- Starring: Wigald Boning (1993–1998) Esther Schweins (1993–1998) Olli Dittrich (1993–1998) Stefan Jürgens (1993–1998) Tanja Schumann [de] (1993–1998) Mirco Nontschew (1993–1998) Sabine Aulmann (1993) Tommy Krappweis (1995–1998) Marc Weigel (1997–1998)
- Country of origin: Germany
- Original language: German

Production
- Executive producers: Hugo Egon Balder; Jacky Dreksler;
- Production companies: Pacific Productions; RTL; Atlantic Media;

Original release
- Network: RTL
- Release: 6 November 1993 – 23 May 1998

= RTL Samstag Nacht =

German comedy TV show

RTL Samstag Nacht is a comedy television show which ran from 6 November 1993 to 23 May 1998 on German TV network RTL. It was a major comedy show on German television, created after the example of the long-running American show Saturday Night Live and broadcast late on Saturday night. It helped several new comedians in Germany to break through and was a model for several later comedy shows.

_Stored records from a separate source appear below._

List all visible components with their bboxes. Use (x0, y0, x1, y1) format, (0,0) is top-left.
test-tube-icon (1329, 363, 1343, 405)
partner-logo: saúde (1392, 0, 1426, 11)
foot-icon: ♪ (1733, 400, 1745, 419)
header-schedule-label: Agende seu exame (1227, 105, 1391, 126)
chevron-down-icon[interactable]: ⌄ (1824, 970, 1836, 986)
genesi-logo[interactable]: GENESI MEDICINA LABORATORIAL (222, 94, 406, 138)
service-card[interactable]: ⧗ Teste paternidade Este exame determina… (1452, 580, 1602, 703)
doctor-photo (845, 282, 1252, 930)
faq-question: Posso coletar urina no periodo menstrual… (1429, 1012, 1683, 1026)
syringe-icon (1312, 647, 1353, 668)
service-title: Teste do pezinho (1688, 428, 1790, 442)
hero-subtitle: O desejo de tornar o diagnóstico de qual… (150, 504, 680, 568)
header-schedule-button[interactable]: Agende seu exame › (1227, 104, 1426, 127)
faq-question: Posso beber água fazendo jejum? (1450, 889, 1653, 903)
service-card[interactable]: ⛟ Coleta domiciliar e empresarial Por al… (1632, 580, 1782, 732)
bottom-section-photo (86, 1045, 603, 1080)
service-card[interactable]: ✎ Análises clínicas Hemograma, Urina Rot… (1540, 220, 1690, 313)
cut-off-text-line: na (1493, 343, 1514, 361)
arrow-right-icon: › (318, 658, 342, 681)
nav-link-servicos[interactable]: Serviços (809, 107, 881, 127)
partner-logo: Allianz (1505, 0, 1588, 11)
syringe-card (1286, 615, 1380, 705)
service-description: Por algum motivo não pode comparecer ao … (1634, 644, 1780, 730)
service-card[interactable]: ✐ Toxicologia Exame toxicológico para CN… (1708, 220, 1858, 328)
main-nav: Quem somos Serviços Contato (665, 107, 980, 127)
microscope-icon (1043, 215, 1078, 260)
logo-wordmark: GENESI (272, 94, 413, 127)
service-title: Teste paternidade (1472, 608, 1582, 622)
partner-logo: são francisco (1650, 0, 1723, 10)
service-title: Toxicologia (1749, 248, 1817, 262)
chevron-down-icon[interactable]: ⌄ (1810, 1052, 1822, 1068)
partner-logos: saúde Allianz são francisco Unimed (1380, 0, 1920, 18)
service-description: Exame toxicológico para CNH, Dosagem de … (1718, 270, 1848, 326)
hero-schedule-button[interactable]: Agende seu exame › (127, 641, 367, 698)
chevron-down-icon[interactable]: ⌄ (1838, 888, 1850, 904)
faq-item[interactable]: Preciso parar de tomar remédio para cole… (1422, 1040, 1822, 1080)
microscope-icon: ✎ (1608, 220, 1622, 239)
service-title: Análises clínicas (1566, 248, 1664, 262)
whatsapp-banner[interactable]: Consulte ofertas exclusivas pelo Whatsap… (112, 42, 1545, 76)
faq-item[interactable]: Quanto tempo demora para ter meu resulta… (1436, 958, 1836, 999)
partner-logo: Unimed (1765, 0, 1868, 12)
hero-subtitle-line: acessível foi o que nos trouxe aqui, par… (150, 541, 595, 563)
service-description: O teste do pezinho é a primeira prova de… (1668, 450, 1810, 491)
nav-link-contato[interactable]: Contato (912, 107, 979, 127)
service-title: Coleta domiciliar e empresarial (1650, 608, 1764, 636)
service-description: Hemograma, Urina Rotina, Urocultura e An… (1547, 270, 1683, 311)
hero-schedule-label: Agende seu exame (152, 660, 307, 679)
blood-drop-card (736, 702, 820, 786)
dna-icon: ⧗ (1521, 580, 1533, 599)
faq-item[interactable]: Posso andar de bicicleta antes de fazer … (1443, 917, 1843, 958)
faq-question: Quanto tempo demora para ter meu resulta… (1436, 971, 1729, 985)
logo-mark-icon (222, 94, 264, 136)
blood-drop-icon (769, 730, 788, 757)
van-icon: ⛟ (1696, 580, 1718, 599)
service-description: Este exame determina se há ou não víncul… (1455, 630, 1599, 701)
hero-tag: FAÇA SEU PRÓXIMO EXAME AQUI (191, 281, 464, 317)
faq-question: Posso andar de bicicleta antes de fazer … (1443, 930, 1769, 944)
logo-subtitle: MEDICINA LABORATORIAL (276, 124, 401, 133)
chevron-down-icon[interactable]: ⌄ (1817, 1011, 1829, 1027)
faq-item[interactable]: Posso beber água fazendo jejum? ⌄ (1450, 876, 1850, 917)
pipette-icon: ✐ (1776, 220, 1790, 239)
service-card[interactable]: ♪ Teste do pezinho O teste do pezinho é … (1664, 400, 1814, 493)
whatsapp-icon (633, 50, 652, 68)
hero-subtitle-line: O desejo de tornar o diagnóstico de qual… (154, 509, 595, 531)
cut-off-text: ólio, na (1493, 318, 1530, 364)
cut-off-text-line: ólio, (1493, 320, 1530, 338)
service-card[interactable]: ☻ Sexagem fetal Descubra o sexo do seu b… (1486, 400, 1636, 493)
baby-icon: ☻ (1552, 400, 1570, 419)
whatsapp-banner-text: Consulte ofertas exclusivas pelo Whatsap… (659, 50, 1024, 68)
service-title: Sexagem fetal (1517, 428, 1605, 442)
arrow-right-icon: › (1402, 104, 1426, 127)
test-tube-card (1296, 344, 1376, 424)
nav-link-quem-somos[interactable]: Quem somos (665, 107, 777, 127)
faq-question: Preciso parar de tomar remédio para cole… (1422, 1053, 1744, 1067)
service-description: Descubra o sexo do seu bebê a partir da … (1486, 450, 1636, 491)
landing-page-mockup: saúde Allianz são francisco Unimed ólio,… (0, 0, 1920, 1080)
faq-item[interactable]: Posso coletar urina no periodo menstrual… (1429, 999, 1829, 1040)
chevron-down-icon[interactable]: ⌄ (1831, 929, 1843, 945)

Karl Ranseier was a recurring character featured in fake news reports, mentioning his death at the end of each episode. The name Karl Ranseier has become a catchphrase in Germany that has led to its own joke category of Ranseiers which became popular outside of the comedy origin.

The show was relaunched in 2005 as the RTL Comedy Nacht.